I was 17 years old when my step-brother was born. It was my turn to become a storyteller. Back then, we lived apart, but every time we got together, we would cuddle in bed, and I would read his favorite fairytale to him.
It was a folklore story about a poor, old shepherd called Pablo, who lived on a small farm with his sheep, a duckling, and a kitten. He once saved a gecko from a wildfire that turned out to be the son of the gecko king. The king rewarded him with a magic gem that would fulfill the shepherd’s wishes. As in many fairy tales, he got greedy and wished for a castle made of marble. His neighbor Ivan came by, and Pablo told him all about the magic gem. When the old man fell asleep, Ivan stole the gem and the castle.
Pablo was unfortunate, so the kitten and the duckling decided to take a journey and bring back the magic stone.

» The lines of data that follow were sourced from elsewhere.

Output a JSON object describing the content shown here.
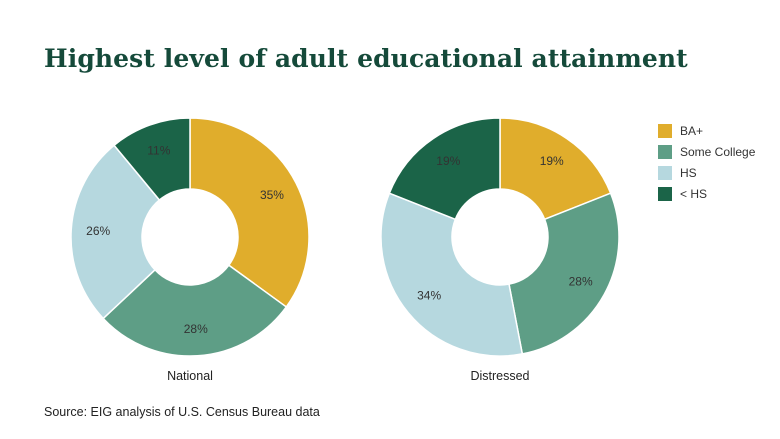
{
  "title": "Highest level of adult educational attainment",
  "source": "Source: EIG analysis of U.S. Census Bureau data",
  "colors": {
    "BA+": "#e0ad2c",
    "Some College": "#5e9e86",
    "HS": "#b6d8df",
    "< HS": "#1b6448"
  },
  "chart_data": [
    {
      "type": "pie",
      "title": "National",
      "categories": [
        "BA+",
        "Some College",
        "HS",
        "< HS"
      ],
      "values": [
        35,
        28,
        26,
        11
      ],
      "labels": [
        "35%",
        "28%",
        "26%",
        "11%"
      ],
      "legend_position": "right"
    },
    {
      "type": "pie",
      "title": "Distressed",
      "categories": [
        "BA+",
        "Some College",
        "HS",
        "< HS"
      ],
      "values": [
        19,
        28,
        34,
        19
      ],
      "labels": [
        "19%",
        "28%",
        "34%",
        "19%"
      ],
      "legend_position": "right"
    }
  ],
  "legend": [
    "BA+",
    "Some College",
    "HS",
    "< HS"
  ]
}
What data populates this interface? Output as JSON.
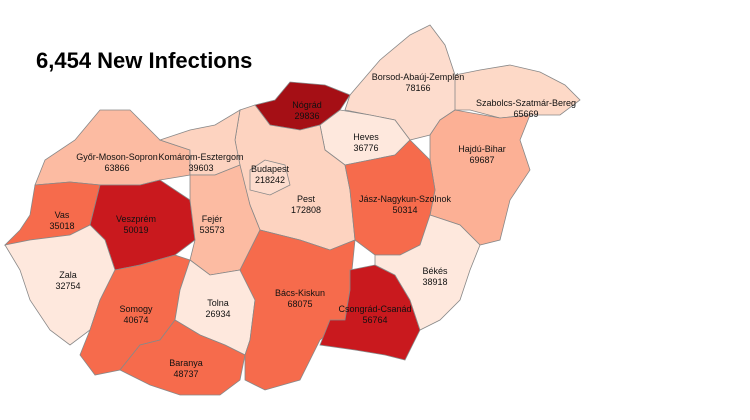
{
  "map": {
    "title": "6,454 New Infections",
    "regions": [
      {
        "name": "Borsod-Abaúj-Zemplén",
        "value": 78166,
        "color": "#fddccd"
      },
      {
        "name": "Szabolcs-Szatmár-Bereg",
        "value": 65669,
        "color": "#fdd9c7"
      },
      {
        "name": "Nógrád",
        "value": 29836,
        "color": "#a50f15"
      },
      {
        "name": "Heves",
        "value": 36776,
        "color": "#fee8dd"
      },
      {
        "name": "Hajdú-Bihar",
        "value": 69687,
        "color": "#fcb095"
      },
      {
        "name": "Pest",
        "value": 172808,
        "color": "#fdd3c0"
      },
      {
        "name": "Budapest",
        "value": 218242,
        "color": "#fddccd"
      },
      {
        "name": "Jász-Nagykun-Szolnok",
        "value": 50314,
        "color": "#f66b4c"
      },
      {
        "name": "Győr-Moson-Sopron",
        "value": 63866,
        "color": "#fcbba2"
      },
      {
        "name": "Komárom-Esztergom",
        "value": 39603,
        "color": "#fdd3c0"
      },
      {
        "name": "Vas",
        "value": 35018,
        "color": "#f66b4c"
      },
      {
        "name": "Veszprém",
        "value": 50019,
        "color": "#c9191e"
      },
      {
        "name": "Fejér",
        "value": 53573,
        "color": "#fcbba2"
      },
      {
        "name": "Zala",
        "value": 32754,
        "color": "#fee8dd"
      },
      {
        "name": "Somogy",
        "value": 40674,
        "color": "#f66b4c"
      },
      {
        "name": "Tolna",
        "value": 26934,
        "color": "#fee8dd"
      },
      {
        "name": "Baranya",
        "value": 48737,
        "color": "#f66b4c"
      },
      {
        "name": "Bács-Kiskun",
        "value": 68075,
        "color": "#f66b4c"
      },
      {
        "name": "Csongrád-Csanád",
        "value": 56764,
        "color": "#c9191e"
      },
      {
        "name": "Békés",
        "value": 38918,
        "color": "#fee8dd"
      }
    ]
  }
}
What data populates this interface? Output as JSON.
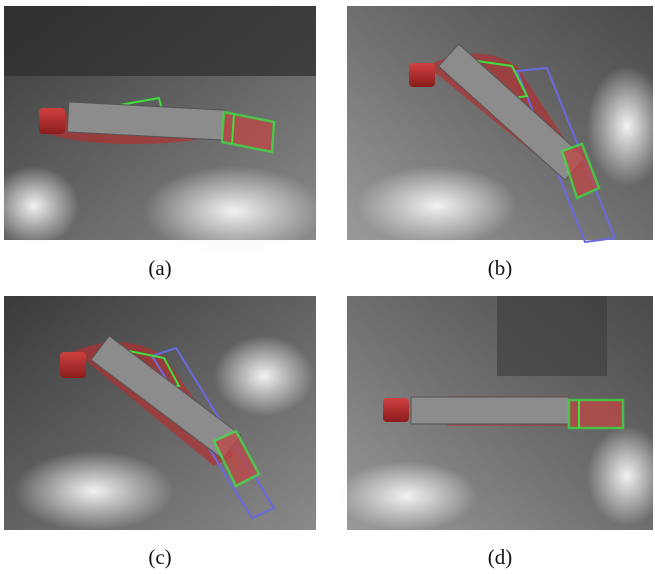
{
  "panels": [
    {
      "caption": "(a)"
    },
    {
      "caption": "(b)"
    },
    {
      "caption": "(c)"
    },
    {
      "caption": "(d)"
    }
  ]
}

They walked and walked until they reached a river. The kitten jumped on the duckling’s back, and they swam to the opposite shore to reach the marble castle. They sneaked in when it got dark and found Ivan sleeping with the gem in his mouth. The kitten tickled his nose with its tail, and he sneezed it out.
They ran back and started crossing the river again when the kitten asked the duckling to show him the gem. That’s how they dropped it in the water. After a while, a fisherman saw them crying, felt sorry and offered them a fish. Inside the fish, they found the gem. The duckling and the kitten ran back to Pablo, who was even sadder than before because he thought he had lost them as well. He used the gem only once more to punish his neighbor and kept living his simple but happy life.
At that point in my life, I felt like I had graduated from Fairytale school and had learned my lessons:
1) Be nice if you want others to be nice to you.
2) Evil exists, and in most cases, it can be defeated with kindness.
3) Don’t be greedy.
4) Learn to forgive
And last but not least:
5) Miracles CAN happen if you believe in them!
The years were passing, and I kept living my crazy life. I worked hard and played even harder; I traveled, partied, ate delicious food and tried some outstanding wine.
Towards my thirties, I realized that I had the necessary knowledge and a pile of memories needed to start writing my fairy tales. My father’s enthusiastic support and subjective perspective boosted my confidence and gave me the courage to start. On the other hand, my objective partner, who is now the father of my children, gently pulled me back to earth to avoid a big crash. In other words, he taught me that you have to open your mind before your mouth. Both were truly helpful.
And after all that, I found out about The Happiness of Knowledge, and I gladly agreed to write short stories with moral for this fantastic project. As a writer in this project, I feel like part of something profitable, and I hope more people will become members of the project and find something for themselves.
I have to confess I like happy endings in movies, books, and course in the stories I write.
My characters need to earn their happy ending with effort, with proper values and morals, faith and empathy, and most importantly, kindness and respect. And this stands for the characters and heroes in real life too! We all need to re-evaluate the simple things in life, the small gestures and acts of kindness. Let us all help our children live their fairytale happily ever after.